My Dad used to make me mow the lawn. I hated every second of those gasoline-smelling, grass stain-causing, gross & sweaty afternoons. What was worse? He would judge the quality of my work. “Missed a clump there” or “Did you even mow this part?”. I thought I’d never ever have grass at all when I got my own place. I willed the grass to stop growing (which doesn’t work..in case you wanted to try). Then one day, I mowed the lawn, Dad came out to inspect it, and he said “good job”. He went back in the house to whatever he was doing.. I had never been more proud up to that point.

Dad + music = always a good time. His guitar playing is my favourite – “Tell Laura I Love Her” is his best hit. Even just his strumming really.. “They’re coming to take me away ha ha” gets me every time. The songs he sings that I don’t actually think are real songs until he pulls them up from some buried album from like 1837. Dancing in the kitchen with the radio on (like father like daughter!). Singing karaoke. Love it all!

Re-shingling the roof, Dad throws some shingles off of the roof the summer we moved to NB. One of the nails catches my leg and cuts er right open. I tell him that he got me with a nail. His response? – “Did it hurt?”

Me: “Ouch! I just [insert clumsy or blonde action here]”
Dad: “What’d ya do that for?”

The day my Dad told me how to break a wishbone so that you lose.

All the nicknames he comes up with! My parents used to be “Thumper and Bambi” for a while. We currently are a bear-family (Papa-bear, Mama-bear…). Dad calls Kevin “Boyo” and calls my cat Broccoli. I’ve gone from Boogers to Bo with pit stops at Pugsley…

His one-liners!
“You can trust a thief – you know he’s going to steal. Can’t trust a liar – no telling what they’ll do!”
“Always remember and never forget, wherever you go, there you are.”
“I bet you could suck a golf ball through a garden hose!”
“Close your mouth, I can see your tonsils and your supper!”
“You pushed when you should’ve pulled”
“Feeling strong? Pick that up” after he spits…
“Over-the-shoulder-boulder-holder” & “double-barrel slingshot”
I could go on…

He bought me my first car and how he had a blast confusing me before explaining that yes – the new car is the same make&model as the old one – only it was mine…

When he came to boost my car a couple weeks ago and I cried because I felt so bad. He hugged me, told me it was okay and ‘that’s what dads are for’, and then offered me his truck. :)

Sometimes, he breaks out in these super sweet moments too. I read his status on Facebook at the beginning of this year – “Wishing my shoulder could be in Hfx so my wife could lean on it…” Buying flowers for Mom. Anything nice that he does for Mom really, gets me every time.

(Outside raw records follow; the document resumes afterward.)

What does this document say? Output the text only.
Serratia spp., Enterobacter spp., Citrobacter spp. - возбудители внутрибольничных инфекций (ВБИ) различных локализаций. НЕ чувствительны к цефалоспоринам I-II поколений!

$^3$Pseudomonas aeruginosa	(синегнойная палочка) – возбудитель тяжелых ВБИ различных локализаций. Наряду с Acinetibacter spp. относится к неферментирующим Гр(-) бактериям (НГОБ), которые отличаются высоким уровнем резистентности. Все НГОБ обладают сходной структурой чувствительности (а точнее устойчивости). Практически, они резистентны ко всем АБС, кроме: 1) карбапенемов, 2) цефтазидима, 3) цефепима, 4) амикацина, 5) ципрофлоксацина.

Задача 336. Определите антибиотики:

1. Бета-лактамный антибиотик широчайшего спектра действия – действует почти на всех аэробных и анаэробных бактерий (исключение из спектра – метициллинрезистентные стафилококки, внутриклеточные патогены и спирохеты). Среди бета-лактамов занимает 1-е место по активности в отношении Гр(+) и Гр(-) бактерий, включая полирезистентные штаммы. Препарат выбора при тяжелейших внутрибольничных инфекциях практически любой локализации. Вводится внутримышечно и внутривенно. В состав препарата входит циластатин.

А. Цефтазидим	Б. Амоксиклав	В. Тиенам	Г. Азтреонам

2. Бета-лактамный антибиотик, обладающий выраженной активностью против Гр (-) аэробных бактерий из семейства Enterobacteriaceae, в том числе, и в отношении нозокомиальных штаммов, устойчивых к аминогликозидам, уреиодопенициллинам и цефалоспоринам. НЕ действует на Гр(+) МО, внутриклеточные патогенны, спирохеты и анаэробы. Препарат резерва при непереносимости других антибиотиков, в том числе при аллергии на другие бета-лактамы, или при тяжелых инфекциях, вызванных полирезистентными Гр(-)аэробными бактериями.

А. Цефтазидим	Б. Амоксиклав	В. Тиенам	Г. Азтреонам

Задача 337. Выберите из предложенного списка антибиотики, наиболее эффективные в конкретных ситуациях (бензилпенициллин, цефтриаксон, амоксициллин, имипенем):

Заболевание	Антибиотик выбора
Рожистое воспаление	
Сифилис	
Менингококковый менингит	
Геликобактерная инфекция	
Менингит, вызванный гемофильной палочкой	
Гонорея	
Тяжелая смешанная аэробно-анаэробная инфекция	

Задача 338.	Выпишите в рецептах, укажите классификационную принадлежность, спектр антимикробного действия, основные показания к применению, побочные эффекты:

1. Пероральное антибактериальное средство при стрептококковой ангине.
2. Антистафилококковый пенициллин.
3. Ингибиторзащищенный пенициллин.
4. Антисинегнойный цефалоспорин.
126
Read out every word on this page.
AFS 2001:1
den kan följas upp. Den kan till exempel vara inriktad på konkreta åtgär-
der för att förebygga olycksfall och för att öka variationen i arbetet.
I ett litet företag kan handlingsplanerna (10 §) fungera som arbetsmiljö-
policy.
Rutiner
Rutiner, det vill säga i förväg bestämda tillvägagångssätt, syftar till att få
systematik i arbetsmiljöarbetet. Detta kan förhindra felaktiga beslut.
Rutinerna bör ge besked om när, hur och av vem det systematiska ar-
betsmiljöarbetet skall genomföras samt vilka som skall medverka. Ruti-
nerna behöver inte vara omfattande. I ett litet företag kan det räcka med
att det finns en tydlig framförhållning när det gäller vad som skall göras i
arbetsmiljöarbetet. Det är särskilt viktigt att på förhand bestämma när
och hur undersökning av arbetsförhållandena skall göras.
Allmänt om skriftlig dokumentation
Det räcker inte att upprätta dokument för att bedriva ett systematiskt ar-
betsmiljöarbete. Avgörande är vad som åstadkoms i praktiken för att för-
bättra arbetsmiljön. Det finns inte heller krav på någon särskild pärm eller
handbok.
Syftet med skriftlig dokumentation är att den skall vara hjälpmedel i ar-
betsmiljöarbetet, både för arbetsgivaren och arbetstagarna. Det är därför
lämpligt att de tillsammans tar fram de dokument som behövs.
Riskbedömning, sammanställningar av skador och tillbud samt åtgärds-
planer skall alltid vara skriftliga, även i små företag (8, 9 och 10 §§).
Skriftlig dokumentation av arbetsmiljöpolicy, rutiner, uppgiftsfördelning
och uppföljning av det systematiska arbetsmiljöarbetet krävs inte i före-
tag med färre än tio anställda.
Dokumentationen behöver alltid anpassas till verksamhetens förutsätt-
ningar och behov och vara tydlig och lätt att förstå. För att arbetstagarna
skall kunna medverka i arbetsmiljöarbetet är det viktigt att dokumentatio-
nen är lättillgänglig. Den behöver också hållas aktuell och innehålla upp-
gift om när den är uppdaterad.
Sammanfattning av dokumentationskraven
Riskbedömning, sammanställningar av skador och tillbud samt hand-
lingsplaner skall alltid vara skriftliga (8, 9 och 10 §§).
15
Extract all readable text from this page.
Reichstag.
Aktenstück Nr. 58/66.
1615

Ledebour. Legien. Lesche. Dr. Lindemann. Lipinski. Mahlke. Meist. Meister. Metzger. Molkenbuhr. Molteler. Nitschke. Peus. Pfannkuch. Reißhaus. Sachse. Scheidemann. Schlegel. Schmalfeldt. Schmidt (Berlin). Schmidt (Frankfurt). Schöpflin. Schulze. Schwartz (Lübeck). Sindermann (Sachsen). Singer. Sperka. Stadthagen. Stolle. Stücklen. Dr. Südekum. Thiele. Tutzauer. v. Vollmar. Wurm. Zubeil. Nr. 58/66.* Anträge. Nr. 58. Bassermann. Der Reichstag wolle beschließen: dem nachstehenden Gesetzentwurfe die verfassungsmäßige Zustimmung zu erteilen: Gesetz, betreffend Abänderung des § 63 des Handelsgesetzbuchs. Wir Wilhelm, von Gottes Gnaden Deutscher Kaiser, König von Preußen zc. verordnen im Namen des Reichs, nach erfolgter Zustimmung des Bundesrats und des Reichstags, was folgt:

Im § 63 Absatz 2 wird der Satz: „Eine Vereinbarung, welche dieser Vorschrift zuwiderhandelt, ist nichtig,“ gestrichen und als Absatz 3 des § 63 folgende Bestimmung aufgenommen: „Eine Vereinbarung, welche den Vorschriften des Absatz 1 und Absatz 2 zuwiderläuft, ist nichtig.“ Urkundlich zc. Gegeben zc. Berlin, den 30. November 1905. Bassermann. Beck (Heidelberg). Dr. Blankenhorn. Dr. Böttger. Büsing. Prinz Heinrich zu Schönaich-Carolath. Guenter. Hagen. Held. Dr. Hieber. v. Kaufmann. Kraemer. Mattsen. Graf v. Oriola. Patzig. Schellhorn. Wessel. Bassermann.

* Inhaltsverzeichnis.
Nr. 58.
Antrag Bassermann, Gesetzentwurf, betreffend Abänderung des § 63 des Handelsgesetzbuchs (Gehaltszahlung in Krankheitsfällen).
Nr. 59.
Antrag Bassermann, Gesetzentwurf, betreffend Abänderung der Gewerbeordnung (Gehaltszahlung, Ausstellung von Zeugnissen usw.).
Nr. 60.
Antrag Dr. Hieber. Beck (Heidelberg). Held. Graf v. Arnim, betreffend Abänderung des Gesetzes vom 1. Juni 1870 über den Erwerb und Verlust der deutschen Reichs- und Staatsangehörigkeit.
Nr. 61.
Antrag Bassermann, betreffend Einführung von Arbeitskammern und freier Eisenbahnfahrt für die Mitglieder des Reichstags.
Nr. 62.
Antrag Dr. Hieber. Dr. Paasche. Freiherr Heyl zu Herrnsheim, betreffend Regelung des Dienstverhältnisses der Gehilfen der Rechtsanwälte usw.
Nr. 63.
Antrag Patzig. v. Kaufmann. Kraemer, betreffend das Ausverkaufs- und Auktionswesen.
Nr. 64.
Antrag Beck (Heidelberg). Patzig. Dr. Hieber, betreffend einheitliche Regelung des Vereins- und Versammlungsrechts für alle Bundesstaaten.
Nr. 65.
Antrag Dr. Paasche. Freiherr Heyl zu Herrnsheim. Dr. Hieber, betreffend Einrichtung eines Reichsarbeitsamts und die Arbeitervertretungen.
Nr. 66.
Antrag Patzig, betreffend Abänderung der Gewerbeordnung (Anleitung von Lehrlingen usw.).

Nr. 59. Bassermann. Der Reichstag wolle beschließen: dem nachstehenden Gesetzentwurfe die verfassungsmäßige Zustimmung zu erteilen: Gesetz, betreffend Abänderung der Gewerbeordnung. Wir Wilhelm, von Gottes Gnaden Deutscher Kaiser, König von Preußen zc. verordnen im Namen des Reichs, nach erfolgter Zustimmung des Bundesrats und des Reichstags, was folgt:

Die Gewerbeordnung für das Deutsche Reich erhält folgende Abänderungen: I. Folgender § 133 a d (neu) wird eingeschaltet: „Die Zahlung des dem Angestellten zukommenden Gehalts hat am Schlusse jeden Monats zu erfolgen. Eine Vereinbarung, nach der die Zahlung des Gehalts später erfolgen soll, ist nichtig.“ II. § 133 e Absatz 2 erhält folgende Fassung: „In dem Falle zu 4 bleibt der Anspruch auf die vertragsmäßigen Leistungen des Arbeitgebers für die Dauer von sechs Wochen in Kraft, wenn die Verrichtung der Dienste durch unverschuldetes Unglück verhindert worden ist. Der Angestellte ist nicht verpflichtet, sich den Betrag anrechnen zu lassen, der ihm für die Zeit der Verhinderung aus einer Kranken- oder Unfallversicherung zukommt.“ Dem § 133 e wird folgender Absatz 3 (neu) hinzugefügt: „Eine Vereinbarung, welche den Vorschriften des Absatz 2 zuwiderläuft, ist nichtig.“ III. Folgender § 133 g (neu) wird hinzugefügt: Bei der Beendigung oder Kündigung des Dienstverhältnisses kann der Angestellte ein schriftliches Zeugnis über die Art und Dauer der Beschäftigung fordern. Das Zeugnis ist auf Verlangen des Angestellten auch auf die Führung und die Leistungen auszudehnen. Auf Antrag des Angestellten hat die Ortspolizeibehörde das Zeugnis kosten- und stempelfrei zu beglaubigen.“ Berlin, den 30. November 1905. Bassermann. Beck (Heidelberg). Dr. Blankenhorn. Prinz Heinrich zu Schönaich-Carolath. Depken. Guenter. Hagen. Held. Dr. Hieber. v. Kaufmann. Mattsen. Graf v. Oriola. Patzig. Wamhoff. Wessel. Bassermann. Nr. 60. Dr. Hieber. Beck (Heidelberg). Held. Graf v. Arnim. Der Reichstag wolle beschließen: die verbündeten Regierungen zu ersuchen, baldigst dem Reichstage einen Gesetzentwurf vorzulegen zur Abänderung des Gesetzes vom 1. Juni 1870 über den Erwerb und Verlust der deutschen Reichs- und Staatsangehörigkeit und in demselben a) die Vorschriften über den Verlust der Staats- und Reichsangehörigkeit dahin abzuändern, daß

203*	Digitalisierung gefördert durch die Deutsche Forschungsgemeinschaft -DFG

The way he jokes around with Kevin but loves him like the son he never had.

Any time he says “That’s what Dads are for!”.

There are things that I’ve experienced in life that show me the good in the world, the sad in the world, and the absolutely unfair in the world. My Dad shows by example how to deal with it all. I can ask him anything, tell him anything, and know that he’ll be there for me through anything. I know that when I ask him something I’m going to get a straight answer no matter what.

So tonight I asked him, “What does it feel like Dad?”. He said “What does what feel like?”. I replied “To have cancer. How do you feel knowing you have cancer?”.

“Same as I did before.”

And that’s why I love my father.

And that’s how I know it’s all going to be alright.